A Sydney law firm has suggested that people should set up a self-managed superannuation fund (SMSF) if their public offer Australian Prudential Regulation Authority (APRA)-regulated fund does not provide the ability to make a binding death benefit nomination (BDBN).
Townsends Business and Corporate Lawyers special counsel, Brian Hor has cited a recent South Australian Supreme Court case as a cautionary tale around the importance of making BDBNs which could give rise to the need to establish an SMSF.
The case, Brine v Carter [2015] SASC 205, involved a deceased member of a public offer appointing his three adult sons and his de facto spouse as the executors of his Will.
He had two accounts with the super fund and, before he died, he wrote to the fund trustee to nominate his spouse to be the beneficiary of his indexed pension account, whilst the beneficiary of his other account was to be his estate because he had provided for his sons under his Will.

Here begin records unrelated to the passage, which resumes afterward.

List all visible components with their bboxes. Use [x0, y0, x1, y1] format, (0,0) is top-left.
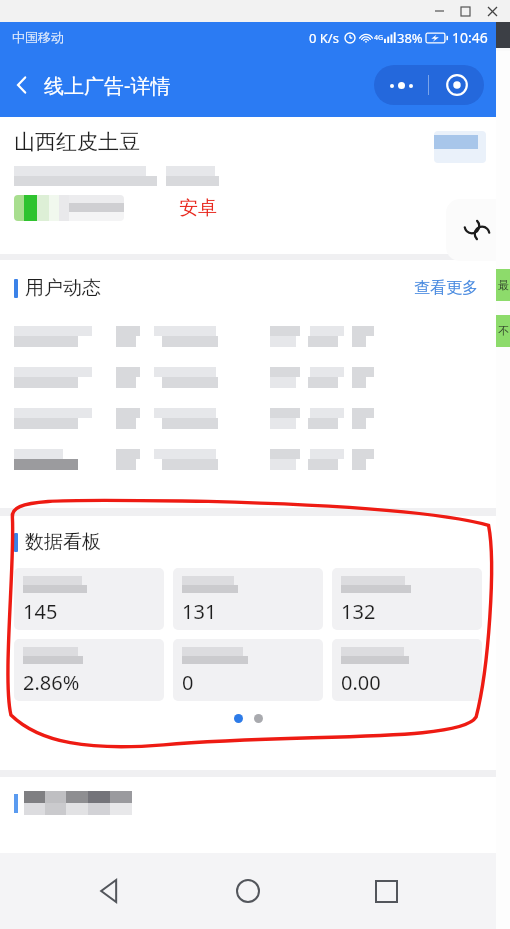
button[interactable]: 0	[173, 639, 323, 701]
staticText: 不	[498, 324, 509, 338]
staticText: 2.86%	[23, 669, 80, 696]
staticText: 最	[498, 278, 509, 292]
staticText: 132	[341, 598, 376, 625]
staticText: 0 K/s	[309, 29, 339, 47]
staticText: 0.00	[341, 669, 381, 696]
button[interactable]: Copy link	[446, 199, 508, 261]
button[interactable]: Back	[82, 863, 138, 919]
button[interactable]: 145	[14, 568, 164, 630]
button[interactable]: Minimize	[426, 0, 452, 22]
button[interactable]: More options	[374, 65, 428, 105]
button[interactable]: 2.86%	[14, 639, 164, 701]
staticText: 145	[23, 598, 58, 625]
staticText: 131	[182, 598, 217, 625]
staticText: 线上广告-详情	[44, 72, 171, 99]
staticText: 安卓	[179, 196, 217, 220]
staticText: 10:46	[452, 28, 488, 47]
staticText: 38%	[397, 29, 423, 47]
button[interactable]: Close	[478, 0, 506, 22]
button[interactable]: Home	[220, 863, 276, 919]
staticText: 用户动态	[25, 276, 101, 300]
staticText: 中国移动	[12, 29, 64, 45]
button[interactable]: Back	[0, 63, 44, 107]
button[interactable]: 查看更多	[410, 274, 482, 302]
staticText: 4G	[374, 33, 384, 43]
button[interactable]: 131	[173, 568, 323, 630]
staticText: 山西红皮土豆	[14, 129, 140, 155]
button[interactable]: Maximize	[452, 0, 478, 22]
staticText: 查看更多	[414, 278, 478, 298]
staticText: 数据看板	[25, 530, 101, 554]
staticText: 0	[182, 669, 194, 696]
button[interactable]: Recent apps	[358, 863, 414, 919]
button[interactable]: Close	[429, 65, 484, 105]
button[interactable]: 0.00	[332, 639, 482, 701]
button[interactable]: 132	[332, 568, 482, 630]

However, Hor pointed out that these communications from the deceased member did not represent binding nominations and after he died, his de facto spouse initially contacted the super fund and sought to have both of the deceased's super accounts paid solely to her as the dependant spouse.
He said that she then misrepresented to her co-executors (the three sons) that they and the estate were not eligible to receive any of the super so that she had to receive it all. Subsequently the sons found out from the super fund that in fact they and/or the estate could be considered for the exercise of discretion of the trustee to receive a death benefit payment from the fund (although the trustee did warn them that the trustee's practice was to invariably exercise its discretion in favour of a dependant rather than the estate, even if the deceased had made a non-binding nomination in favour of the estate).
Once the three sons discovered the spouse's misrepresentation of the situation, they lodged a claim to the fund trustee that it should exercise its discretion in favour of the estate. However, as they were previously warned, the trustee ended up exercising its discretion in favour of the dependant spouse as to 100 per cent of the death benefits.
Hor said that when the matter came to the Court, it was held that, notwithstanding the misrepresentations by the spouse and breach of her fiduciary duties as an executor up to the point in time when the three sons discovered her deceit, thereafter the actions of the sons in making a claim on behalf of the estate (without the spouse's involvement) effectively meant that they had accepted that she was not acting as an executor in the matter so that she was therefore entitled to pursue her claim for payment in her own personal capacity and not as a co-executor. Since she was no longer acting as an executor, she was therefore not in breach of her duties as such, and therefore was entitled to receive the payment herself without having to account to the estate for it.
"Ironically, if the three sons did not make a separate competing claim (which effectively operated as a consent to the spouse claiming in her own right), the spouse would have been held to be in breach of her duties as an executor and have to pay the money to the estate! As a result, notwithstanding her dishonest conduct, she won the case."
Hor said the outcome suggested that people should consider that if their public offer super fund did not allow them to make a BDBN, they should consider establishing a new SMSF that does allow the making of a non-lapsing BDBN, and then rollover your super accounts into the new fund so you can make the desired BDBN.